Using theater to inspire reflection and build empathy, ALLICE dramatized unhealthy interaction followed by healthy alternatives with roles played by Kumares and Kumpares, as ALLICE members call themselves.
While the vignettes drew chuckles from the audience - such as a U.S.-based daughter reminding her newly arrived immigrant mother not to call her "Anak" and to throw away the "stinky dried fish" that the former favored in childhood - these touched on behaviors often mistaken as harmless.
In fact constant demeaning crushes the subject's self-esteem, making her feel inferior, and is a form of emotional abuse," defined Kumpare Dr. Jei Africa, a licensed psychologist who annotated the skit with Kumare Bettina Santos Yap, a marketing executive.
“Maybe because we see such interactions on TV or in the movies, or maybe we don’t realize that we are actually committing abuse, thinking such is always physical,” proposed Frances Dinglasan, general assignment reporter for KGO Channel 7 News, who co-emceed with Lloyd LaCuesta, retired KTVU Channel 2 News South Bay Bureau Chief.

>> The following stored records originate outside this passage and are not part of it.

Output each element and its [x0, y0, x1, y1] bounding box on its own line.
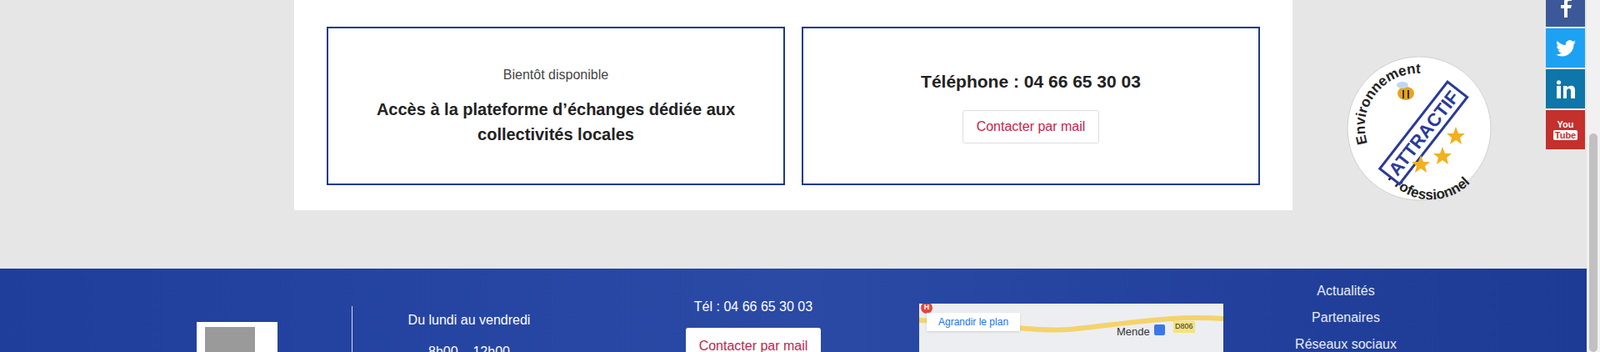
footer-link[interactable]: Actualités — [1316, 282, 1375, 300]
road-label: D806 — [1173, 320, 1195, 333]
mail-button[interactable]: Contacter par mail — [962, 110, 1100, 144]
map-city: Mende — [1116, 323, 1150, 340]
facebook-icon — [1560, 0, 1572, 18]
bird-icon — [1555, 40, 1576, 57]
card-title: Accès à la plateforme d’échanges dédiée … — [360, 96, 752, 147]
phone-card: Téléphone : 04 66 65 30 03 Contacter par… — [801, 26, 1260, 185]
social-facebook[interactable] — [1545, 0, 1585, 27]
attractif-badge: Environnement Professionnel ATTRACTIF — [1344, 53, 1495, 204]
footer-link[interactable]: Partenaires — [1311, 309, 1380, 326]
footer-map[interactable]: H Agrandir le plan Mende D806 — [919, 303, 1224, 352]
youtube-label: You — [1557, 120, 1575, 130]
linkedin-icon — [1556, 80, 1575, 99]
badge-middle-text: ATTRACTIF — [1384, 86, 1464, 180]
stars-icon — [1411, 126, 1465, 173]
footer-contact: Tél : 04 66 65 30 03 Contacter par mail — [645, 268, 862, 352]
scrollbar[interactable] — [1586, 0, 1600, 352]
footer-phone: Tél : 04 66 65 30 03 — [694, 298, 813, 315]
contact-panel: Bientôt disponible Accès à la plateforme… — [294, 0, 1293, 210]
phone-title: Téléphone : 04 66 65 30 03 — [920, 68, 1141, 95]
site-footer: Du lundi au vendredi 8h00 – 12h00 Tél : … — [0, 268, 1587, 352]
enlarge-map-button[interactable]: Agrandir le plan — [926, 312, 1020, 331]
platform-card[interactable]: Bientôt disponible Accès à la plateforme… — [326, 26, 785, 185]
card-kicker: Bientôt disponible — [503, 65, 609, 85]
social-bar: YouTube — [1545, 0, 1585, 150]
footer-logo — [196, 268, 278, 352]
footer-mail-button[interactable]: Contacter par mail — [685, 327, 822, 352]
social-youtube[interactable]: YouTube — [1545, 110, 1585, 150]
hours: Du lundi au vendredi 8h00 – 12h00 — [352, 268, 586, 352]
transit-icon — [1154, 324, 1165, 335]
social-twitter[interactable] — [1545, 28, 1585, 68]
hours-line: Du lundi au vendredi — [408, 311, 531, 329]
social-linkedin[interactable] — [1545, 69, 1585, 109]
scrollbar-thumb[interactable] — [1589, 133, 1598, 352]
youtube-label: Tube — [1553, 130, 1578, 140]
footer-divider — [351, 305, 353, 352]
footer-links: Actualités Partenaires Réseaux sociaux — [1262, 268, 1430, 352]
bee-icon — [1396, 81, 1415, 100]
footer-link[interactable]: Réseaux sociaux — [1295, 335, 1397, 352]
hours-line: 8h00 – 12h00 — [428, 343, 510, 352]
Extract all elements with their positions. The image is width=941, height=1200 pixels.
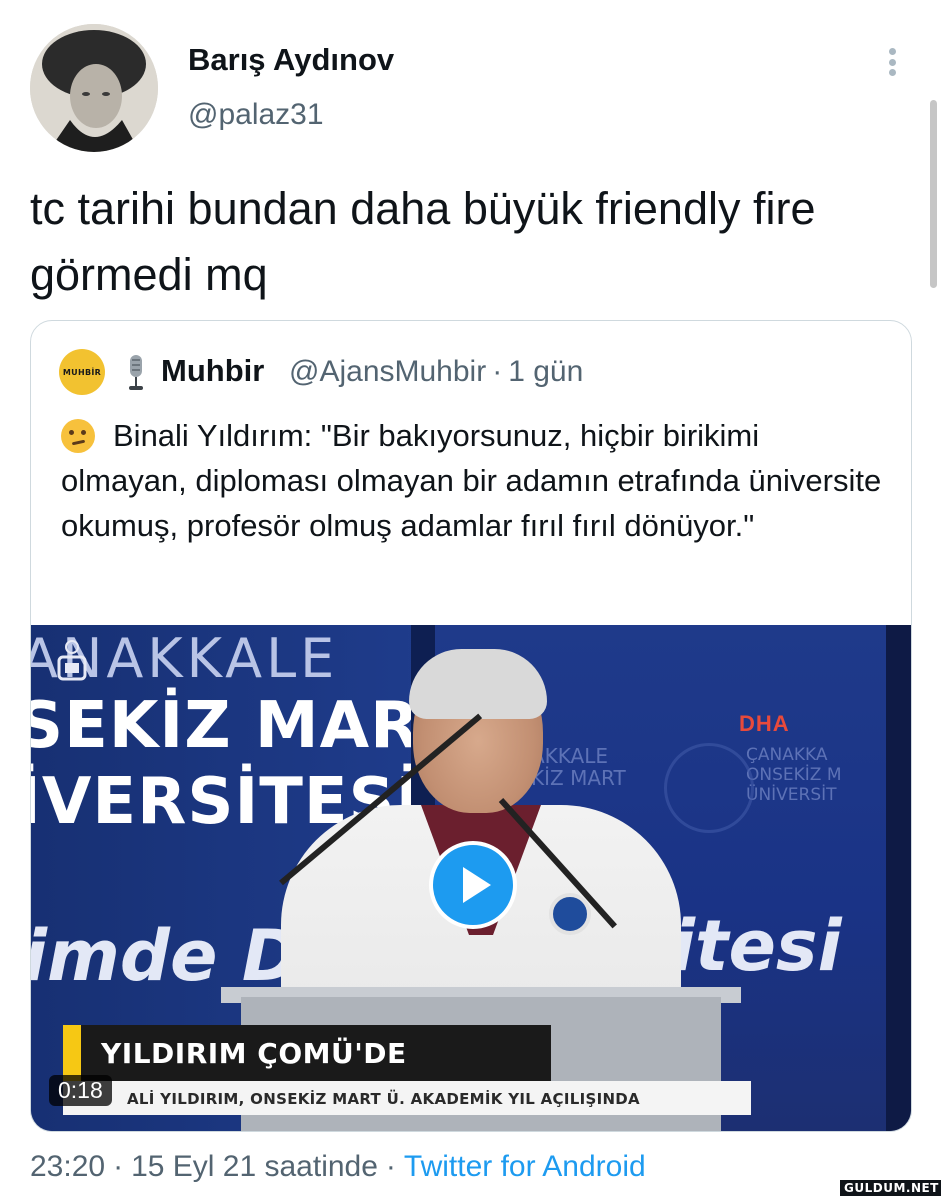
quoted-avatar-text: MUHBİR [62, 367, 102, 377]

“We hope to bring about healing and enlightenment at this presentation,” LaCuesta added, noting that the event was dedicated to departed Kumares Alice Bulos and Erlinda Galeon, longtime leaders passed away last year.
For 14 years ALLICE has been staging education presentations to address relationship matters free and open to the public.
“Our spring presentations focus on issues intersecting domestic violence that we highlight in our fall events,” said Jennifer Jimenez Wong, 2017 ALLICE president and a licensed marriage and family therapist. “In homes where there is intimate partner violence – or violence between two people romantically involved with each other – chances are high there is abuse involving other members of the family including the elders, the subject of today’s event. Hearing from our experts enables us to recognize healthy and unhealthy behaviors and make changes as needed.”
At least 15 nonprofits consulted with attendees about their programs. Kaiser Permanente Filipino Association provided free health screenings. Seton Medical Center, Union Bank and Pilipino Bayanihan Resource Center sponsored the event with San Mateo Behavioral Health & Recovery Services, Philippine News, Philippines Today, Positively Filipino, GMA News Online, Rappler.com, The Filipino Channel, Lucky Chances, Moonstar, Noah's Bagels, Chalet Ticino and Hapag Filipino among donor allies.
Founded in 2003, ALLICE members represent a cross-section of the FilAm community, a diverse group united to bed violent behaviors. Allen Capalla, Santos Yap, Cecile Gregorio Ascalon, Cherie Querol Moreno, Edna Murray, Elsa Agasid, Africa, Jimenez Wong, Joanne del Rosario, Jose Antonio, Leonard Oakes, Malou Aclan, Nan Santiago, Nellie Hizon, Ofie Albrecht, Paulita Lasola Malay, Sarah Jane Ilumin, Teresa Guingona Ferrer and Father Mark Reburiano form the current team.